For Georgia Power to generate this kind of legislation, they invested heavily in the legislature, and deployed an armada of over 70 lobbyists – roughly one for every three legislators – to ensure the bill passed.
This year, Balfour is back sponsoring SB 160, a bill that would allow regulated utilities to make direct campaign contributions to Georgia political candidates, with the exception of the Public Service Commission. Apparently, having to deploy over 70 lobbyists is inefficient, and Balfour would like to make it easier to for the utilities to come straight to them bearing cash.
His rationale is rooted in a recent US Supreme Court decision which recognizes a corporation as a person, and as such, has the right to make campaign contributions. The Citizens United case struck down a significant portion of the McCain-Feingold campaign finance law just over a year ago, and Balfour told the AJC that Georgia’s current law is “blatantly unconstitutional”, given that the Supreme Court has ruled corporate political donations are protected speech.
As always, when I see most politicians referencing the Constitution, I assume it is a matter of convenience to support their position de jour. And thus, I will offer that the problem with Balfour’s argument is within the bill itself.
SB 160, as currently written, maintains the existing exemption from regulated utilities making donations to the Public Service Commission campaigns for those who will ultimately regulate them. In doing so, Balfour implicitly acknowledges that there are limits to the political free speech as granted in the Citizens United decision.
Assuming there are valid reasons to restrict government regulated monopolies from donating to those who regulate them, there is reason to believe these limitations can extend to legislators as well, given that Balfour proved with the previous SB 31 bill that the legislature can bypass the PSC whenever they are so inclined, especially 70 lobbyists or a pile of direct campaign contributions encourage them to do so.
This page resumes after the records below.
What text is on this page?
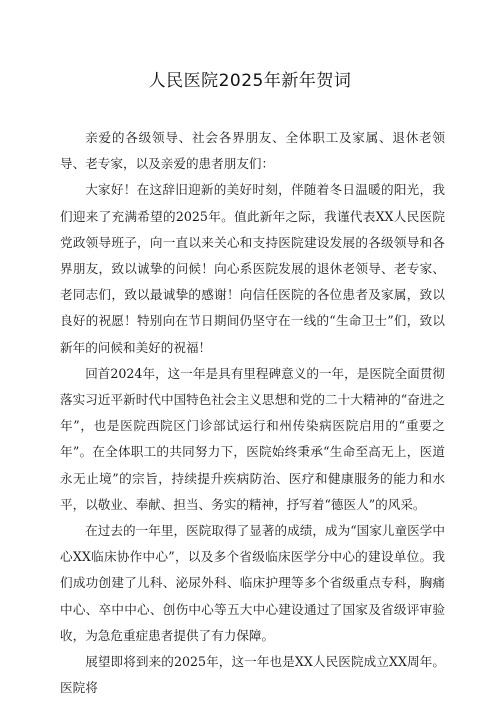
人民医院2025年新年贺词

亲爱的各级领导、社会各界朋友、全体职工及家属、退休老领导、老专家，以及亲爱的患者朋友们：

大家好！在这辞旧迎新的美好时刻，伴随着冬日温暖的阳光，我们迎来了充满希望的2025年。值此新年之际，我谨代表XX人民医院党政领导班子，向一直以来关心和支持医院建设发展的各级领导和各界朋友，致以诚挚的问候！向心系医院发展的退休老领导、老专家、老同志们，致以最诚挚的感谢！向信任医院的各位患者及家属，致以良好的祝愿！特别向在节日期间仍坚守在一线的“生命卫士”们，致以新年的问候和美好的祝福！

回首2024年，这一年是具有里程碑意义的一年，是医院全面贯彻落实习近平新时代中国特色社会主义思想和党的二十大精神的“奋进之年”，也是医院西院区门诊部试运行和州传染病医院启用的“重要之年”。在全体职工的共同努力下，医院始终秉承“生命至高无上，医道永无止境”的宗旨，持续提升疾病防治、医疗和健康服务的能力和水平，以敬业、奉献、担当、务实的精神，抒写着“德医人”的风采。

在过去的一年里，医院取得了显著的成绩，成为“国家儿童医学中心XX临床协作中心”，以及多个省级临床医学分中心的建设单位。我们成功创建了儿科、泌尿外科、临床护理等多个省级重点专科，胸痛中心、卒中中心、创伤中心等五大中心建设通过了国家及省级评审验收，为急危重症患者提供了有力保障。

展望即将到来的2025年，这一年也是XX人民医院成立XX周年。医院将
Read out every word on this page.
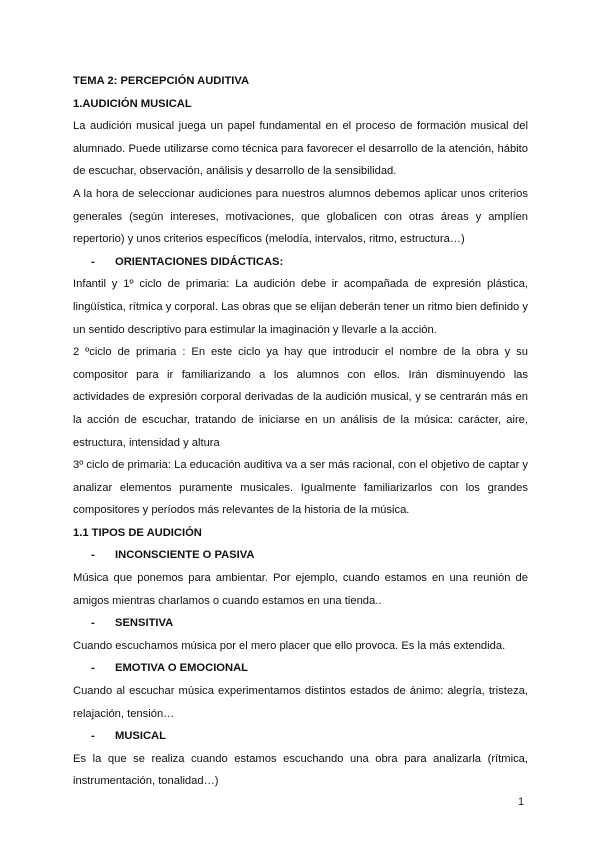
TEMA 2: PERCEPCIÓN AUDITIVA

1.AUDICIÓN MUSICAL

La audición musical juega un papel fundamental en el proceso de formación musical del alumnado. Puede utilizarse como técnica para favorecer el desarrollo de la atención, hábito de escuchar, observación, análisis y desarrollo de la sensibilidad.

A la hora de seleccionar audiciones para nuestros alumnos debemos aplicar unos criterios generales (según intereses, motivaciones, que globalicen con otras áreas y amplíen repertorio) y unos criterios específicos (melodía, intervalos, ritmo, estructura…)

-	ORIENTACIONES DIDÁCTICAS:

Infantil y 1º ciclo de primaria: La audición debe ir acompañada de expresión plástica, lingüística, rítmica y corporal. Las obras que se elijan deberán tener un ritmo bien definido y un sentido descriptivo para estimular la imaginación y llevarle a la acción.

2 ºciclo de primaria : En este ciclo ya hay que introducir el nombre de la obra y su compositor para ir familiarizando a los alumnos con ellos. Irán disminuyendo las actividades de expresión corporal derivadas de la audición musical, y se centrarán más en la acción de escuchar, tratando de iniciarse en un análisis de la música: carácter, aire, estructura, intensidad y altura

3º ciclo de primaria: La educación auditiva va a ser más racional, con el objetivo de captar y analizar elementos puramente musicales. Igualmente familiarizarlos con los grandes compositores y períodos más relevantes de la historia de la música.

1.1 TIPOS DE AUDICIÓN

-	INCONSCIENTE O PASIVA

Música que ponemos para ambientar. Por ejemplo, cuando estamos en una reunión de amigos mientras charlamos o cuando estamos en una tienda..

-	SENSITIVA

Cuando escuchamos música por el mero placer que ello provoca. Es la más extendida.

-	EMOTIVA O EMOCIONAL

Cuando al escuchar música experimentamos distintos estados de ánimo: alegría, tristeza, relajación, tensión…

-	MUSICAL

Es la que se realiza cuando estamos escuchando una obra para analizarla (rítmica, instrumentación, tonalidad…)

1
And thus, the TEA Party members who focused like a laser on Washington and their bad habits in the 2010 election need to get busy looking at our state legislature for 2012. Whether it’s a “tax”, a “fee”, or a mandated rate increase that hits small businesses and residents but exempts large corporations who can afford lobbyists, the folks at the gold dome have proven time and time again they have a way of getting into our wallets. Yet if the focus remains on Washington, the rules back home will continue to be changed in favor of the big guys, with us little people footing the bill.